Best way to resize images for object recognition

Several models in the TF-Hub require images to be of a specific size, say 128x128 pixel values.

I assume that this is to some extent a limitation because the nets are trained to a fixed size, and the weight tensors will depend on it.

Crop the image isn’t good for OR. And if it is square-resized, this altering the aspect ratio.

Is there a generally thought better way to do this?

For example, is padding an image with black pixels to get the right ratio, and then resize a good idea?

Or do you just resize with some method and feed the image to the NN ?

It’s not necessary that your image dimensions needs to be same as the dimension the model was trained on you could actually declare your own input shape, most pre trained models go as low as 32 pixels and this in general I think is a better approach than resizing your image.

However you also have to be careful about how small your image dimensions actually are as it’s possible that the your image volume might become too small for the model.

Hope it helps

1 Like

They explicitly state 128x128 inputs for example. I am talking about the ones for JS at least. Otherwise could you expand please? What do you mean by declaring your own input shape?

Hi, so I did forgot to mention that for declaring your own input shape you need to not include the fully connected/dense layers of the model, you could do so by putting the value of the include_top parameter for the model as False

So let’s say if I want to use the resnet 50 pre-trained model then

model = Sequential()
model.add(ResNet50(include_top=False,weights='imagenet',input_shape=([128,128,3])))

Then if you want you could further add you dense layers manually.

I find this strange because you’d need a different weight matrix…

Like your own dense layers will have their own set of weights that will now be trained, if you do add other layers

Then if you want you could further add you dense layers manually.

In practice MLEs don’t do this because of level of effort and I haven’t seen it in practice for folks to handle image size differences.

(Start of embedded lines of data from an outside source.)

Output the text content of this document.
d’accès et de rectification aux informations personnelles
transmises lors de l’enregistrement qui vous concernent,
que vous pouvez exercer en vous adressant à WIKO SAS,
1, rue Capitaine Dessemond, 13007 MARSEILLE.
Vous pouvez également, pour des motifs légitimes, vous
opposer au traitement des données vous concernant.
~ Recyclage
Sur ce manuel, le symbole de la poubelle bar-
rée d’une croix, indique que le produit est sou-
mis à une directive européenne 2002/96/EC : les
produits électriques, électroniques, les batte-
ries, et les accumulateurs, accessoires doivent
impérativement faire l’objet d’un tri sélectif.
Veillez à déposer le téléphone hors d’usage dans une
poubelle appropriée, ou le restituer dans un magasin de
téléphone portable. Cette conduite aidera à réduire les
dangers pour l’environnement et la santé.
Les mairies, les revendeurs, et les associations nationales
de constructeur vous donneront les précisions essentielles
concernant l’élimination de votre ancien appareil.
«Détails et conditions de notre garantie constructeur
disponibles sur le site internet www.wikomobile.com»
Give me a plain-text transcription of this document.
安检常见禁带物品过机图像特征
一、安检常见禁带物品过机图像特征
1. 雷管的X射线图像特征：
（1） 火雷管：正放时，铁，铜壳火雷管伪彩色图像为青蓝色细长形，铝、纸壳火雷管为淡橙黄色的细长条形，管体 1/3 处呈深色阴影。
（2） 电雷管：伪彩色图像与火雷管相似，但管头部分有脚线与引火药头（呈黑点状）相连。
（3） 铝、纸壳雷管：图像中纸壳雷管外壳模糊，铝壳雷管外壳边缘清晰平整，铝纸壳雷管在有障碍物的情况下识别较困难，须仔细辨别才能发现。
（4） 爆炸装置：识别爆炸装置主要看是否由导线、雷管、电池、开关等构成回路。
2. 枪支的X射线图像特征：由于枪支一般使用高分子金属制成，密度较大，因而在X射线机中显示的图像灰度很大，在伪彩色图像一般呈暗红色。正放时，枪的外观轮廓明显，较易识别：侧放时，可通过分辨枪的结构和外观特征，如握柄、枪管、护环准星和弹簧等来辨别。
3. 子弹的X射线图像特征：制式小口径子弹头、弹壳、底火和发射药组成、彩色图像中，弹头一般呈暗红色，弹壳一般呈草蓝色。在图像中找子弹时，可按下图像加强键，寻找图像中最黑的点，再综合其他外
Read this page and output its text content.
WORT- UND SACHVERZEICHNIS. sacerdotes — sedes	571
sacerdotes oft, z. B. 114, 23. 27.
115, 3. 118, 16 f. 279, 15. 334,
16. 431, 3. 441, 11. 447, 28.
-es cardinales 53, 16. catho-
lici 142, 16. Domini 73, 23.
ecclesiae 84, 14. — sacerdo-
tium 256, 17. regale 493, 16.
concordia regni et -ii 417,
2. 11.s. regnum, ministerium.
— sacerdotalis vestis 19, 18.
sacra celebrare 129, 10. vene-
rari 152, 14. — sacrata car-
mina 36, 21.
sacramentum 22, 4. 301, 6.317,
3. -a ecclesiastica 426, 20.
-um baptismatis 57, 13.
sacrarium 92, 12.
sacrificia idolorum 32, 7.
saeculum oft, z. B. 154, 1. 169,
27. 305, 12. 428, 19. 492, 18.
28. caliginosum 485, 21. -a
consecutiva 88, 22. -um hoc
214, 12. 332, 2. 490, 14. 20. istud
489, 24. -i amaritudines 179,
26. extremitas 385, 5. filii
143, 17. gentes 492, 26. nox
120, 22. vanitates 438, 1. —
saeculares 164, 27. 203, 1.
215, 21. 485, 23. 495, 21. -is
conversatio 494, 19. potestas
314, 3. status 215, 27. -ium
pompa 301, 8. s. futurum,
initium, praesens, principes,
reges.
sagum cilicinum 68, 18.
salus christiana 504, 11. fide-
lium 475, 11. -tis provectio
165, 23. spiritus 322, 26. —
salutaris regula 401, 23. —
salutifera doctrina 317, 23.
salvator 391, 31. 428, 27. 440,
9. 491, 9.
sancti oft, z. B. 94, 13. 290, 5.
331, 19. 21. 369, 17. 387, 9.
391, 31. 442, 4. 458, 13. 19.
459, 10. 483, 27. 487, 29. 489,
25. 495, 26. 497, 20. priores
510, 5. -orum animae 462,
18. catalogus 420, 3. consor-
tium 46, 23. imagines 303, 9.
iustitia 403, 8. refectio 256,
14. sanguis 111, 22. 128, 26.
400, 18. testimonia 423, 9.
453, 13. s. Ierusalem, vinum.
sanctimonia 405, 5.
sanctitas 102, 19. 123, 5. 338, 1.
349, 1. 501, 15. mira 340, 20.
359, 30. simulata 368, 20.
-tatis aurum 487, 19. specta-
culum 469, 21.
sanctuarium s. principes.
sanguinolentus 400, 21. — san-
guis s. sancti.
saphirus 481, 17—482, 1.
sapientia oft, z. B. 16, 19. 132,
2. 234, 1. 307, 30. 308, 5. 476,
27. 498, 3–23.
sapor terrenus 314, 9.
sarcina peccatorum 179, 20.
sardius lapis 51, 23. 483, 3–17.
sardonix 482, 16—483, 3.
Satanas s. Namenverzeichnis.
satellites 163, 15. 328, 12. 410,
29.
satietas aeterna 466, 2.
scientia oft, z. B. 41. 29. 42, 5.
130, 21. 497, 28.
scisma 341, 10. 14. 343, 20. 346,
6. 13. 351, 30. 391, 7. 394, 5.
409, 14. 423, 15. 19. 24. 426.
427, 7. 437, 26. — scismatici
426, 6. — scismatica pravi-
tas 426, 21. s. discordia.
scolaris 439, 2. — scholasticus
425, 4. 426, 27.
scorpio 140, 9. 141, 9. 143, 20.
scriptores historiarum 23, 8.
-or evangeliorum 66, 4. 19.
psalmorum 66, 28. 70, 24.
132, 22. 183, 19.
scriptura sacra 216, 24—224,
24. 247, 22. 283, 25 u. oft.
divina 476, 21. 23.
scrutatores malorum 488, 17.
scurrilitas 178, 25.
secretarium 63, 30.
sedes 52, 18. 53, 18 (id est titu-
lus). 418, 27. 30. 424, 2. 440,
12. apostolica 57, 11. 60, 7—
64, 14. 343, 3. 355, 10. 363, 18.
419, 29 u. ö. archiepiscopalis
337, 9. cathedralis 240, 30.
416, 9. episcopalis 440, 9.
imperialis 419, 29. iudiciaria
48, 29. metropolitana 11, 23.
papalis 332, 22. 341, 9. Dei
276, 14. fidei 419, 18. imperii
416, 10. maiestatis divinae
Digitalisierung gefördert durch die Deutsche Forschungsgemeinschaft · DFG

It sounds like this requires retraining which is not ideal. I think the original posters original question is worth discussing, how to handle image size issues at inference time.

I’ve used fixed size resizing but preserving aspect ratio, this ends up making some images smaller which degrades performance. I’ve also divided large images into sections, doing something like GitHub - obss/sahi: Framework agnostic sliced/tiled inference + interactive ui + error analysis plots, this is expensive since you’re running inference a lot and then post processing the result, but is more accurate in some cases since you don’t change the image resolution.

1 Like

Same here, I resize keeping AR at the moment, padding with some suitable value (sometimes 0, sometimes other value.)

I do not think splitting the image is a good idea, specially because you may split in an object and end up reducing the detector’s confidence etc.

Does not seem to be a recommended approach, may depend in the use case, still, I’d be happy to discuss.